Hundreds of students and staff from both the Fort Dodge Community School District and St. Edmond Catholic School gathered at Dodger Stadium Tuesday for Rachel's Challenge Day, a celebration of the acts of kindness done throughout the school year.
In 2013, both the FDCSD and St. Edmond adopted Rachel's Challenge, a nationwide effort advocating kindness based on the writings of Rachel Joy Scott, the first victim of the Columbine High School shooting.
A multicolored paper chain of kindness, nearly 3,500 long, circled the stadium's field two and a half times over. Each link in the chain represented an act of kindness performed by an elementary or middle school student.
Concluding Rachel’s Challenge Day, the thousands of students formed a human chain of kindness. Center of this chain, between two cheer squad members, are Butler Elementary students Ariah Ross, left, Adriana Lopez, and Monwella Stoeckel.
"We're here to celebrate each of you and all the kind things you've done this year," said Jennifer Lane, FDCSD director of communications. "Rachel said, you never know how far a little kindness can go. While this may be true, we believe you have begun to realize the impact that kindness can have in your life and the lives of others."

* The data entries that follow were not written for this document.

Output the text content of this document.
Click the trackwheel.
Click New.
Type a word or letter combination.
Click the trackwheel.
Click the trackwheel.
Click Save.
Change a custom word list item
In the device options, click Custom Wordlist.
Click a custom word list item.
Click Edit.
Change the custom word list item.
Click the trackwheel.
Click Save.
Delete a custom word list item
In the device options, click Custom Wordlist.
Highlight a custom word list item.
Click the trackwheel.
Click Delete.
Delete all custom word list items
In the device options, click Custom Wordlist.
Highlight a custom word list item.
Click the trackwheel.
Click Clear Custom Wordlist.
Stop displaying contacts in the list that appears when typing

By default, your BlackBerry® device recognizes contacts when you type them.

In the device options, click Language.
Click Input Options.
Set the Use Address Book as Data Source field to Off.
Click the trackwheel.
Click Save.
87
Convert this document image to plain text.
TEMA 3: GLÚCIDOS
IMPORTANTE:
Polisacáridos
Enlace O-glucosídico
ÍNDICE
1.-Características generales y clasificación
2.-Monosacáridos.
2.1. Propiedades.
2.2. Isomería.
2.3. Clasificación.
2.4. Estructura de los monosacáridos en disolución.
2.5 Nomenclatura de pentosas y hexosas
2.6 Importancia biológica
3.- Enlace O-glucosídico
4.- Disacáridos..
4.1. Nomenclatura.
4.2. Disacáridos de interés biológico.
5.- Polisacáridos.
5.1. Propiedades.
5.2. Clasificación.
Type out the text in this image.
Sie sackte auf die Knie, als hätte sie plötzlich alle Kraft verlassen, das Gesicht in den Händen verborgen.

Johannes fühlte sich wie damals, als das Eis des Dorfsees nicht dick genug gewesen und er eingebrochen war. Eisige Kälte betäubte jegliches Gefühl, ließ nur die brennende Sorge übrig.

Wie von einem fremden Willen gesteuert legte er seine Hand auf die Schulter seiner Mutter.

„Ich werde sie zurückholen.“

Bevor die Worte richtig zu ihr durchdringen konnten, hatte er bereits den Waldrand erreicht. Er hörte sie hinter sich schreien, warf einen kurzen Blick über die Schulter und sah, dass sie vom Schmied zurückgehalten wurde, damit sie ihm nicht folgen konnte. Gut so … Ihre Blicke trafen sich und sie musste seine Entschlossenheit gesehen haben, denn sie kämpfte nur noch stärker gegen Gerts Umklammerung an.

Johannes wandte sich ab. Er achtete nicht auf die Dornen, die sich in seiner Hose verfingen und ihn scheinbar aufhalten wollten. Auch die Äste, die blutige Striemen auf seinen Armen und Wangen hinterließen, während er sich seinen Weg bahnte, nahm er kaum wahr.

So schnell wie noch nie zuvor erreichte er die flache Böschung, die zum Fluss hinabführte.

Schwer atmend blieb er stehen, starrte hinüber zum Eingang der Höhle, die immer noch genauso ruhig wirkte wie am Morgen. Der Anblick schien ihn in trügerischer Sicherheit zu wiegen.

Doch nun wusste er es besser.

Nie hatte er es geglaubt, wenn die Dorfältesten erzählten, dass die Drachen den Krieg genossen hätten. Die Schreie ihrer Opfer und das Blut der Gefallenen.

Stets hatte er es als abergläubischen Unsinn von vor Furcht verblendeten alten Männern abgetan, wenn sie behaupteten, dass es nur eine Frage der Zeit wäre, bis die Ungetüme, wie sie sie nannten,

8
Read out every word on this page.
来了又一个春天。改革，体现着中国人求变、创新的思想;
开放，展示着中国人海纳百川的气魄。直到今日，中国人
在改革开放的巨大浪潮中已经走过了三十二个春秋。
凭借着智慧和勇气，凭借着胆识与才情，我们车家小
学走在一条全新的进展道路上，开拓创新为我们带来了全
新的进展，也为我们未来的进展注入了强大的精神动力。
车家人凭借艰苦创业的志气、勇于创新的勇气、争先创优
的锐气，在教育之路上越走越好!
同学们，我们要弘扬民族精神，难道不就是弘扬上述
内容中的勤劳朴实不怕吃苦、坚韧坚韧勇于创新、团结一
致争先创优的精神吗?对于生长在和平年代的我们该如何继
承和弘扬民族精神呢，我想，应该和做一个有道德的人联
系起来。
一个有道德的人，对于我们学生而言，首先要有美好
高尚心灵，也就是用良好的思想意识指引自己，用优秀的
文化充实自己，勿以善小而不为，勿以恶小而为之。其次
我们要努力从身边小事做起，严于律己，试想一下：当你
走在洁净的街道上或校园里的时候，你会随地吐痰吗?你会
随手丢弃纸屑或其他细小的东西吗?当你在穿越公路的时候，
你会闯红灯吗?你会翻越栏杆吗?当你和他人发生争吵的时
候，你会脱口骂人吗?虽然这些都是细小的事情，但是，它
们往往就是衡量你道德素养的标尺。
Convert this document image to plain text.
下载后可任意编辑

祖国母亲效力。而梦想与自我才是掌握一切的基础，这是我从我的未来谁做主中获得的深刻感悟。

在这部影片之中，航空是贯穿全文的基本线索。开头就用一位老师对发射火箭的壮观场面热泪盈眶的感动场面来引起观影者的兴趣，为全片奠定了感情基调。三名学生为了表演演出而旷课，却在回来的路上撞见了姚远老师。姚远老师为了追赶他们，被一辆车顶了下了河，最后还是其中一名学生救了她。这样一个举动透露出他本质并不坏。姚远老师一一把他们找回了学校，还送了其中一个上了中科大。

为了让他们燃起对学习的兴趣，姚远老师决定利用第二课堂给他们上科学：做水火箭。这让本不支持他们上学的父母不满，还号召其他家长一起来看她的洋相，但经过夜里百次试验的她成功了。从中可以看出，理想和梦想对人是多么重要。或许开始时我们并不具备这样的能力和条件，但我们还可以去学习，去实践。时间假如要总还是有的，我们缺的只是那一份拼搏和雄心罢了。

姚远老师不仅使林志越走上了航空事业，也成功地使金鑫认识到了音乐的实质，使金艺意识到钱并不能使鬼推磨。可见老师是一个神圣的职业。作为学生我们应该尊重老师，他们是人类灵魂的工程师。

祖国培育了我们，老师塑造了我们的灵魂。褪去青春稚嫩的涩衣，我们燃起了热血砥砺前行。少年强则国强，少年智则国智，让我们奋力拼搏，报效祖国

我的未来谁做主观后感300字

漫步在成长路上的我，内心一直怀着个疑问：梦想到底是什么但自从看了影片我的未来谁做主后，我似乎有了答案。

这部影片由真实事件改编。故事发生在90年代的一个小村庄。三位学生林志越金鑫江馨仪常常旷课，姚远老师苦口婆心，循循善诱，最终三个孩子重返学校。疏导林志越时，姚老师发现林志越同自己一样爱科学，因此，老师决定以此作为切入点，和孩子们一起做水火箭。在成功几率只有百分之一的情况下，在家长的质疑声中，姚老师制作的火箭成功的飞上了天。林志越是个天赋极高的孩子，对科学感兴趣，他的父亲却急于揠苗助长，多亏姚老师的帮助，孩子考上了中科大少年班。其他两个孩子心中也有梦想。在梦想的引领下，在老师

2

She added, "When we work together, showing kindness, compassion and respect, anything is possible."
Mayor Matt Bemrich, after having the hundreds of students shout as loud as they could to "wake up" the city, declared May 18 to 24 to be Rachel's Challenge Week in Fort Dodge.
"I urge all citizens to offer their support as we continue to be the answer and to look for the best in others," Bemrich said.
The students participated in cooperative activities like creating a stadium-wide "rainstorm" by snapping, clapping and stomping in sequence, and "Rachel Says," a game like Simon Says, but with commands such as laughing out loud, waving to a friend and complimenting your neighbor.
Students from each district's elementary, middle and high schools spoke to the crowd about what kindness means to them.
"Kindness helps me make friends and succeed in life," Brett Thompson, a fourth-grader at Feelhaver Elementary said.
The day's cheer squad, with cheerleaders from both St. Edmond and FDCSD, released dozens of balloons in the sky. On one side was a message of kindness, and with it an address for each school building and grade level present.
"Our hope is that the person who receives our kind message will respond, and we'll be able to see how far our kindness can go," Lane said.
Concluding the event, all of the students and staff formed a human chain of kindness, linking together across the field and in the stands.
"Kindness links us together," Lane said. "When we treat each other we kindness, we form a positive link with others around us. We look to our world, community and schools and we need to treat each other with kindness and respect. We're going to start a chain reaction of kindness today."
Doug Van Zyl, FDCSD superintendent, challenge everyone in the stadium.
"Take a look around this whole stadium. What if everyone sitting here today decided that they were going to be the one?" he asked. "And by being the one, they made a conscious effort and decision to make sure they were teaching others were kindness."
He added, "The opportunity is here. And it's up to you to decide how you want to respond."